I stood on the roof of my new abode in an up scale residential neighborhood in Taitung and looked out over the houses. There had just been a very loud exploding sound followed by a strong odor of LPG which hung in the air for 20 minutes. This prompted me to call the township. As I did, I was stopped by my spouse. “If you call, you'll make trouble for everybody.”
“How is that?”
“Everybody is doing something outside the law. It is all OK as long as nobody calls in a complaint.”
“But somebody could get killed. There is a large LPG leak somewhere.”
On the roof I located the source. The neighbor to the right has a very large lot and German Shepherd dogs to keep nosy neighbors away from his factory making dental appliances, mostly from semi-precious metals. This produces highly toxic chemical waste and uses very high temperature ovens both electric and gas. One of his tanks had busted a line.
My neighbor to the left, a Supervisor in the county construction roads department has a warehouse full of material and equipment for doing road repairs as a subcontractor, surely a conflict of interest.
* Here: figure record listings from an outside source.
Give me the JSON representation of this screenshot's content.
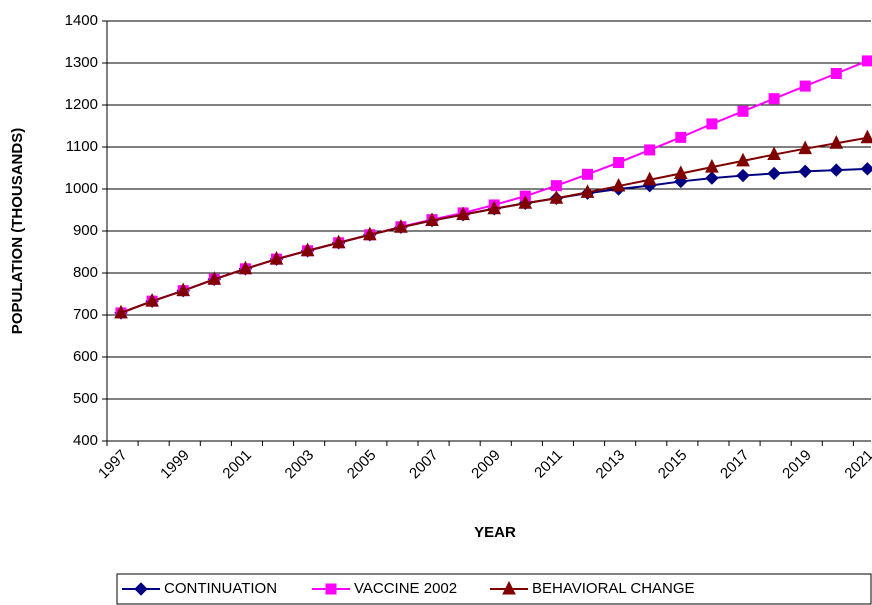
{
  "chart_data": {
    "type": "line",
    "xlabel": "YEAR",
    "ylabel": "POPULATION (THOUSANDS)",
    "categories": [
      "1997",
      null,
      "1999",
      null,
      "2001",
      null,
      "2003",
      null,
      "2005",
      null,
      "2007",
      null,
      "2009",
      null,
      "2011",
      null,
      "2013",
      null,
      "2015",
      null,
      "2017",
      null,
      "2019",
      null,
      "2021"
    ],
    "series": [
      {
        "name": "CONTINUATION",
        "color": "#000080",
        "marker": "diamond",
        "values": [
          705,
          733,
          758,
          785,
          810,
          833,
          853,
          872,
          891,
          909,
          925,
          939,
          953,
          966,
          978,
          990,
          1000,
          1008,
          1018,
          1026,
          1032,
          1037,
          1042,
          1045,
          1048
        ]
      },
      {
        "name": "VACCINE 2002",
        "color": "#ff00ff",
        "marker": "square",
        "values": [
          705,
          733,
          758,
          785,
          810,
          833,
          853,
          872,
          891,
          910,
          927,
          943,
          962,
          983,
          1008,
          1035,
          1063,
          1093,
          1123,
          1155,
          1185,
          1215,
          1245,
          1275,
          1305
        ]
      },
      {
        "name": "BEHAVIORAL CHANGE",
        "color": "#800000",
        "marker": "triangle",
        "values": [
          705,
          733,
          758,
          785,
          810,
          833,
          853,
          872,
          891,
          909,
          925,
          939,
          953,
          966,
          978,
          992,
          1007,
          1022,
          1037,
          1052,
          1067,
          1082,
          1096,
          1109,
          1122
        ]
      }
    ],
    "ylim": [
      400,
      1400
    ],
    "yticks": [
      400,
      500,
      600,
      700,
      800,
      900,
      1000,
      1100,
      1200,
      1300,
      1400
    ],
    "grid": true,
    "legend": "bottom"
  }
}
Two doors down a neighbor has a warehouse and carpentry shop in a designated residential neighborhood. To the rear, all of the neighbors have built additions onto their houses which are imposing on the fire access alley, all built without permits. Other have built steel and aluminum top floor additions on their houses without permits. And my friend Ah Ching was raising chickens in his additional bedroom.
And as for us, we ran a small language school out of our house which is legal as long as we don't exceed the limited number of students per class.
What a fragile and intricate web of deception we live in. It is just like the aboriginal peoples' chain dance with laced arms, except that instead of holding each other by the hands, we have each other by the balls.
I put down the phone as I saw all of these peoples lives tumbling like dominoes.